I was thinking about the tweets you wrote. It seems to me that if Morgan were tweeting, it would be things like:

Today I sheltered in darkness and warmth. Yesterday, out in the bright and cold. Summer overflows. Winter makes sharp choices.

Bitter cold today. Quiet descending into the bones of the land.

Strange how the fallow time is only till Solstice. But it’s true. You can feel Earth stirring after Solstice, even if Water is frozen.

Lit candles and said ancient words. But the powers themselves are wordless. The words are for us.

I don't know if anyone would want to read that, but she would tweet about magic. Occasionally about vengeance. Or pain. Or longing.

I think the Buffy tone is not right. I bet lots of YA books go after that tone. The tone of this book is serious.

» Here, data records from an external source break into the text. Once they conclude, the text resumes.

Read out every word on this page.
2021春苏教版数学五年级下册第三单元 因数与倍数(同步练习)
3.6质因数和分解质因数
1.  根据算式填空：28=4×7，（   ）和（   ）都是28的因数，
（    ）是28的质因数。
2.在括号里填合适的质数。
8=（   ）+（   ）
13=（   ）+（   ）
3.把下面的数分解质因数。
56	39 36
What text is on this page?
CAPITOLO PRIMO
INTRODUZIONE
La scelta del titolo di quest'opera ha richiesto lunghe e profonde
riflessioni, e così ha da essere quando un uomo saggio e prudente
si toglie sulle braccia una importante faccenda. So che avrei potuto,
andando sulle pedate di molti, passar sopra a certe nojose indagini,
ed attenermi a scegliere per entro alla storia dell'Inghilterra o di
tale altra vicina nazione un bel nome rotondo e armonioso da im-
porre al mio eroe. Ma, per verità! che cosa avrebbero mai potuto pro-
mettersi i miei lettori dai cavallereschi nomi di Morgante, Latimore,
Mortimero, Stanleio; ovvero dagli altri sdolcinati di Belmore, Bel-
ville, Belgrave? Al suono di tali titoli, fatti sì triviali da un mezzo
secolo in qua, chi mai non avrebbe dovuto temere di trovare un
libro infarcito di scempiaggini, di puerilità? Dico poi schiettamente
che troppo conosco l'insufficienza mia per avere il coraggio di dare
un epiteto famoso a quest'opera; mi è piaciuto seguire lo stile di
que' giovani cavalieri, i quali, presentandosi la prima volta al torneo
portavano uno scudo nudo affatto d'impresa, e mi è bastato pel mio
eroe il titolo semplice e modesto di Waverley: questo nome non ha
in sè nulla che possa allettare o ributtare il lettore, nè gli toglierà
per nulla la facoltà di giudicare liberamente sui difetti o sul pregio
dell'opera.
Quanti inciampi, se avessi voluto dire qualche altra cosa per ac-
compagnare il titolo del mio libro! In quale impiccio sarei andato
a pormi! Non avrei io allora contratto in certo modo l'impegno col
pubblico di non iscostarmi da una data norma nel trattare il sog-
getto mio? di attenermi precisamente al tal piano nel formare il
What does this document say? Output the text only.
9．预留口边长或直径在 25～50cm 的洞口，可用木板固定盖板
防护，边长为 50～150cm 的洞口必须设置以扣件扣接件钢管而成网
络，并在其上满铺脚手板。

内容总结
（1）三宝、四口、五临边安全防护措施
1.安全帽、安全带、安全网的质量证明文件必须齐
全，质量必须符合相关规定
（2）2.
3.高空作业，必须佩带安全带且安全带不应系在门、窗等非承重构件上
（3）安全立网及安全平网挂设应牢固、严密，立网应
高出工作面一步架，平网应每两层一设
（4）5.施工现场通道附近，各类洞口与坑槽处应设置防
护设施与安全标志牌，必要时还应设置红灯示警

I think what sets this book apart is that it takes magic seriously. You could read this book and, if you had the ability to do magic, you could go do magic. It's not about waving a wand around and saying things in Latin. It's about invoking power into yourself through will and talent and craft.

I think the book also recreates the time well. It's set in the time when Arthur must have lived -- in Post-Roman Britain, not in medieval England. And it presents that world in a gritty way, based on detailed historical research. For example, our book's Ireland has no chimneys, and no horses to ride, only chariot ponies. Christianity is only just coming to an illiterate, pagan, barbarian land, and it's a new, scary thing. The Irish still refuse to wear armor in battle.In Britain, the ruling class consider themselves Romans, but Rome has been sacked. I think the book gives a refreshing sense of how you felt living then, and how different that was from now, or from Sir Thomas' Malory's medieval England, or from Britain only a hundred years before under the Roman Empire. It was a time when all bets were off.

Teachers and librarians will probably dig the history more than the magic. And some bloggers will dig the magic more than the history.

I think it's a mistake to present the book as something it's not. We would lose the natural audience of the book, and the book would turn off any readers drawn by a flip presentation. This is the book for readers who think HARRY POTTER is, well, a bit cutesy, and THE MISTS OF AVALON is a little too modern and New Age and ... reasonable.

Morgan is not reasonable. That's why I love her. She is Celtic. She is a hard core, old skool character, like Medea, or Judith in the Bible. I don't know how many YA novels allow their heroine to be seriously flawed. I think Morgan is fascinating because her tragic flaw -- her inability to let go of vengeance -- is exactly what gives her strength and even her identity. She is a heroine because she is flawed.

I think the EPK should make these points. To recap, TCC:

a. takes magic seriously

b. shows a strange time in a gritty, realistic, you-are-there way, that happens to be historically dead on

c. has a badass heroine whose flaw gives her strength, but denies her grace.

Oh, and, "poetic terseness." I love that.